E-commerce, SEO e social media, le tendenze digital per il 2015 [INTERVISTA]

Le previsioni per il 2015 sono quelle di una economia sempre più pervasa dall’uso di Internet e dall’iper connettività. Quali saranno le tendenze specifiche per l’e-commerce?

Il primo grande trend, confermato anche dal mondo SEO, è di non sottovalutare le grandi potenzialità offerte dal mobile. Ogni sito deve essere visibile e facilmente navigabile da ogni dispositivo privilegiando anche uno schema grafico che faciliti il touch. L’obiettivo è arrivare ad essere la risorsa letteralmente “sotto mano” di ogni potenziale cliente in qualunque momento della giornata.
Altra tendenza interessante del 2015 sempre rivolta al mondo e-commerce, è quella di rendere lo store quasi personalizzabile sull’utente, cercando di plasmarsi sulla storicità degli acquisti. Una sorta di commessa che ci riconosce e si ricorda i gusti, la taglia e finanche i regali che abbiamo fatto ai parenti e amici! Una sorta di servizio su misura per ogni cliente facendogli vivere una shopping experience simile a quella nello store fisico ma unica e veloce come quella digital. Esattamente come insegna l’intimate computing.

Parlando di Social Media, abbiamo già assistito alla loro esplosione a livello di marketing aziendale o dobbiamo aspettarci altre novità per il nuovo anno?

I social media stanno seguendo un’evoluzione che punta sempre di più al real time marketing, ossia quella capacità di modificare le proprie campagne pubblicitarie in base ai singoli eventi quotidiani e intervenire in modo tempestivo. Il mio team ha analizzato questo argomento in relazione all’evento dei Mondiali 2014 osservando come i grandi brand siano intervenuti prontamente e in modo ironico, per esempio, sul morso di Suarez a Chiellini o sul ritorno a casa degli Azzurri.
Il real time marketing è un modo per intercettare l’utente attraverso lo storytelling e presentarsi in un solo tweet o immagine con tutti i valori e il carisma del brand scatenando la curiosità.

E-commerce, SEO e social media, le tendenze digital per il 2015 [INTERVISTA]
“Google Glass detail” by Antonio Zugaldia

Si sente sempre più spesso parlare anche di transmedialità, crede che questa formula di comunicazione possa adattarsi bene ad un mondo in cui si fondono reale e virtuale o si tratta di un approccio destinato ad essere relegato ad ambiti più ristretti e specifici?

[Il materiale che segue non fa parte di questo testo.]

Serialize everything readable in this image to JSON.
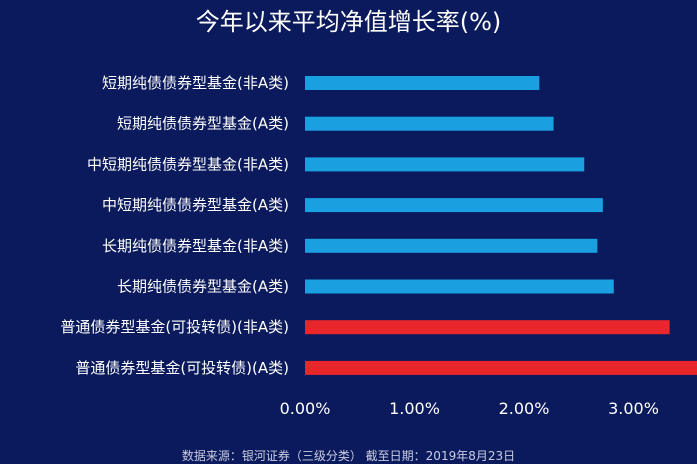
{
  "chart_data": {
    "type": "bar",
    "orientation": "horizontal",
    "title": "今年以来平均净值增长率(%)",
    "categories": [
      "短期纯债债券型基金(非A类)",
      "短期纯债债券型基金(A类)",
      "中短期纯债债券型基金(非A类)",
      "中短期纯债债券型基金(A类)",
      "长期纯债债券型基金(非A类)",
      "长期纯债债券型基金(A类)",
      "普通债券型基金(可投转债)(非A类)",
      "普通债券型基金(可投转债)(A类)"
    ],
    "values": [
      2.14,
      2.27,
      2.55,
      2.72,
      2.67,
      2.82,
      3.33,
      3.65
    ],
    "bar_colors": [
      "#1aa0e0",
      "#1aa0e0",
      "#1aa0e0",
      "#1aa0e0",
      "#1aa0e0",
      "#1aa0e0",
      "#e8262b",
      "#e8262b"
    ],
    "x_ticks": [
      "0.00%",
      "1.00%",
      "2.00%",
      "3.00%"
    ],
    "xlim": [
      0,
      3.6
    ],
    "grid": false,
    "source_note": "数据来源：银河证券（三级分类） 截至日期：2019年8月23日"
  }
}
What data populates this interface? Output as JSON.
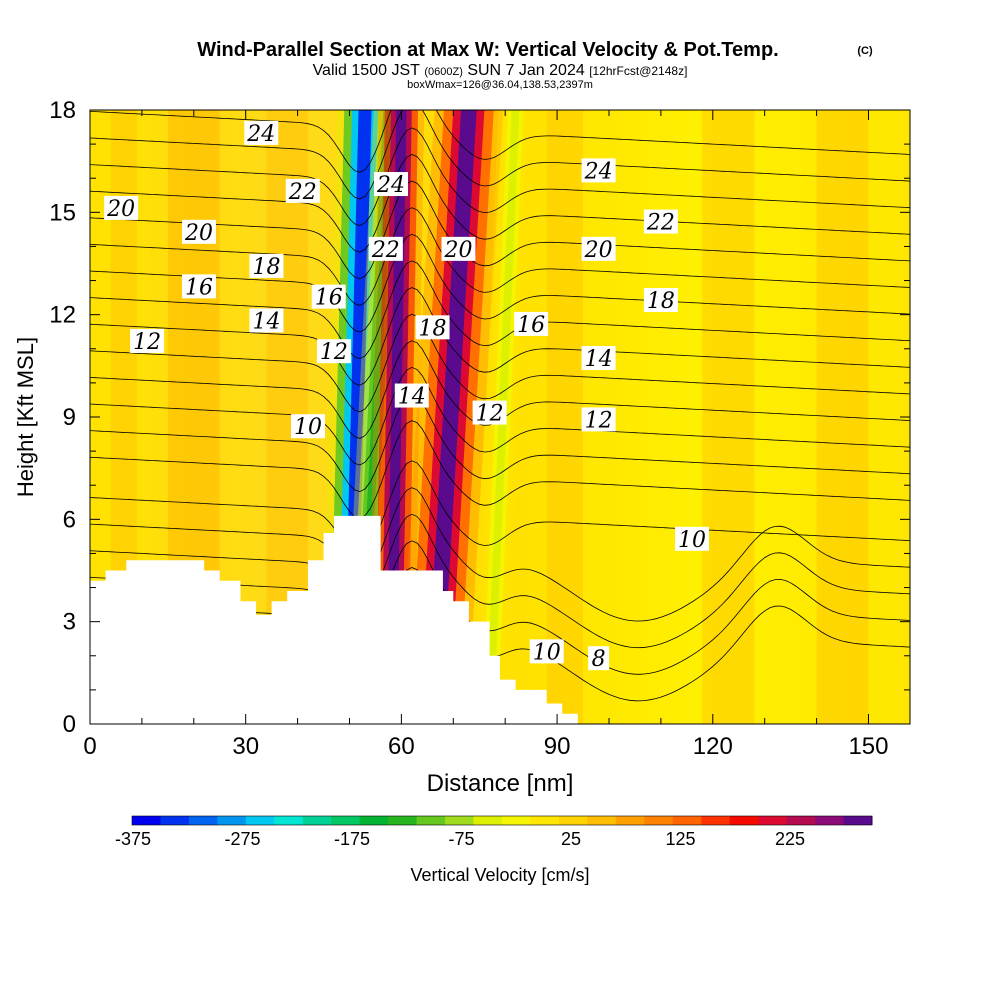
{
  "chart_data": {
    "type": "heatmap",
    "title": "Wind-Parallel Section at Max W: Vertical Velocity & Pot.Temp.",
    "title_mark": "(C)",
    "subtitle": {
      "valid_prefix": "Valid 1500 JST",
      "utc": "(0600Z)",
      "date": "SUN 7 Jan 2024",
      "forecast": "[12hrFcst@2148z]"
    },
    "subtitle2": "boxWmax=126@36.04,138.53,2397m",
    "xlabel": "Distance [nm]",
    "ylabel": "Height [Kft MSL]",
    "xlim": [
      0,
      158
    ],
    "ylim": [
      0,
      18
    ],
    "x_ticks": [
      "0",
      "30",
      "60",
      "90",
      "120",
      "150"
    ],
    "y_ticks": [
      "0",
      "3",
      "6",
      "9",
      "12",
      "15",
      "18"
    ],
    "terrain": {
      "x": [
        0,
        3,
        3,
        7,
        7,
        10,
        10,
        22,
        22,
        25,
        25,
        29,
        29,
        32,
        32,
        35,
        35,
        38,
        38,
        42,
        42,
        45,
        45,
        47,
        47,
        56,
        56,
        68,
        68,
        70,
        70,
        73,
        73,
        77,
        77,
        79,
        79,
        82,
        82,
        88,
        88,
        91,
        91,
        94,
        94,
        99,
        99,
        158
      ],
      "height": [
        4.2,
        4.2,
        4.5,
        4.5,
        4.8,
        4.8,
        4.8,
        4.8,
        4.5,
        4.5,
        4.2,
        4.2,
        3.6,
        3.6,
        3.2,
        3.2,
        3.6,
        3.6,
        3.9,
        3.9,
        4.8,
        4.8,
        5.6,
        5.6,
        6.1,
        6.1,
        4.5,
        4.5,
        3.9,
        3.9,
        3.6,
        3.6,
        3.0,
        3.0,
        2.0,
        2.0,
        1.3,
        1.3,
        1.0,
        1.0,
        0.6,
        0.6,
        0.3,
        0.3,
        0.0,
        0.0,
        0.0,
        0.0
      ]
    },
    "vertical_velocity_features": [
      {
        "x_top": 53,
        "x_bottom": 50,
        "width": 5,
        "w": -375
      },
      {
        "x_top": 58,
        "x_bottom": 52,
        "width": 3,
        "w": -175
      },
      {
        "x_top": 60,
        "x_bottom": 58,
        "width": 4,
        "w": 250
      },
      {
        "x_top": 73,
        "x_bottom": 66,
        "width": 6,
        "w": 225
      },
      {
        "x_top": 82,
        "x_bottom": 77,
        "width": 3,
        "w": -100
      }
    ],
    "potential_temperature_labels": [
      {
        "text": "24",
        "x": 33,
        "y": 17.3
      },
      {
        "text": "24",
        "x": 58,
        "y": 15.8
      },
      {
        "text": "24",
        "x": 98,
        "y": 16.2
      },
      {
        "text": "22",
        "x": 41,
        "y": 15.6
      },
      {
        "text": "22",
        "x": 57,
        "y": 13.9
      },
      {
        "text": "22",
        "x": 110,
        "y": 14.7
      },
      {
        "text": "20",
        "x": 6,
        "y": 15.1
      },
      {
        "text": "20",
        "x": 21,
        "y": 14.4
      },
      {
        "text": "20",
        "x": 71,
        "y": 13.9
      },
      {
        "text": "20",
        "x": 98,
        "y": 13.9
      },
      {
        "text": "18",
        "x": 34,
        "y": 13.4
      },
      {
        "text": "18",
        "x": 66,
        "y": 11.6
      },
      {
        "text": "18",
        "x": 110,
        "y": 12.4
      },
      {
        "text": "16",
        "x": 21,
        "y": 12.8
      },
      {
        "text": "16",
        "x": 46,
        "y": 12.5
      },
      {
        "text": "16",
        "x": 85,
        "y": 11.7
      },
      {
        "text": "14",
        "x": 34,
        "y": 11.8
      },
      {
        "text": "14",
        "x": 62,
        "y": 9.6
      },
      {
        "text": "14",
        "x": 98,
        "y": 10.7
      },
      {
        "text": "12",
        "x": 11,
        "y": 11.2
      },
      {
        "text": "12",
        "x": 47,
        "y": 10.9
      },
      {
        "text": "12",
        "x": 77,
        "y": 9.1
      },
      {
        "text": "12",
        "x": 98,
        "y": 8.9
      },
      {
        "text": "10",
        "x": 42,
        "y": 8.7
      },
      {
        "text": "10",
        "x": 116,
        "y": 5.4
      },
      {
        "text": "10",
        "x": 88,
        "y": 2.1
      },
      {
        "text": "8",
        "x": 98,
        "y": 1.9
      }
    ],
    "colorbar": {
      "label": "Vertical Velocity [cm/s]",
      "tick_labels": [
        "-375",
        "-275",
        "-175",
        "-75",
        "25",
        "125",
        "225"
      ],
      "colors": [
        "#0000f0",
        "#0032f0",
        "#0064f0",
        "#0096f0",
        "#00c8f0",
        "#00e6d2",
        "#00d296",
        "#00c864",
        "#00b432",
        "#28b41e",
        "#64c81e",
        "#a0dc1e",
        "#dcf000",
        "#f5f500",
        "#ffe600",
        "#ffd200",
        "#ffbe00",
        "#ffa000",
        "#ff8200",
        "#ff6400",
        "#ff3200",
        "#f50a00",
        "#dc0a32",
        "#b40a50",
        "#8c0a78",
        "#5a0a8c"
      ]
    }
  }
}
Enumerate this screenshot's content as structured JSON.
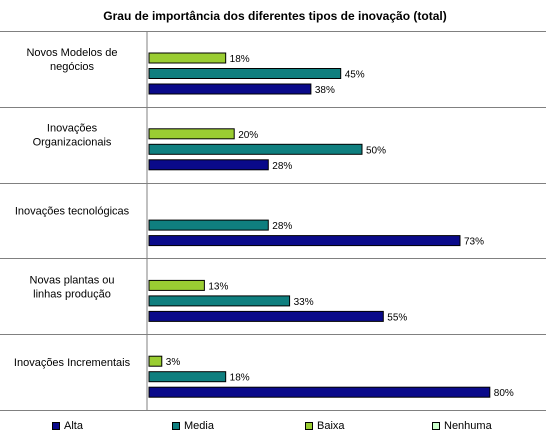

In realtà il mondo digital e reale si integrano, si copiano e si osteggiano sempre a seconda dei settori. Ci sono alcuni settori in cui il digital è la voce vera e propria dell’azienda che interviene e socializza con il consumatore, lo sprona a diventare brand ambassador e enfatizza in modo corretto tutto quello che è la comunicazione offline dando vita a dei progetti globali che comunicano coerentemente in ogni lato. Esistono, però, altri settori dove il digital o non è ancora arrivato o è stato sfruttato come un’entità a parte. Probabilmente proprio in questi settori nel futuro si cercherà di trovare una via verso la transmedialità ed educare a un progetto coordinato.

In ambito tecnologico e digital, invece, quali saranno le novità che influenzeranno il mercato?

È decisamente difficile immaginare gli effetti della tecnologia che è sempre in continua evoluzione e appena si conferma l’interesse di un determinato dispositivo, questo è già obsoleto. Sicuramente come esponenti del mondo digital siamo curiosi di vedere l’effetto dei wearable devices che si presentano come una vera rivoluzione anche in termini di comunicazione. Attendiamo fiduciosi le prime prove per capire se andranno a dettare nuove regole.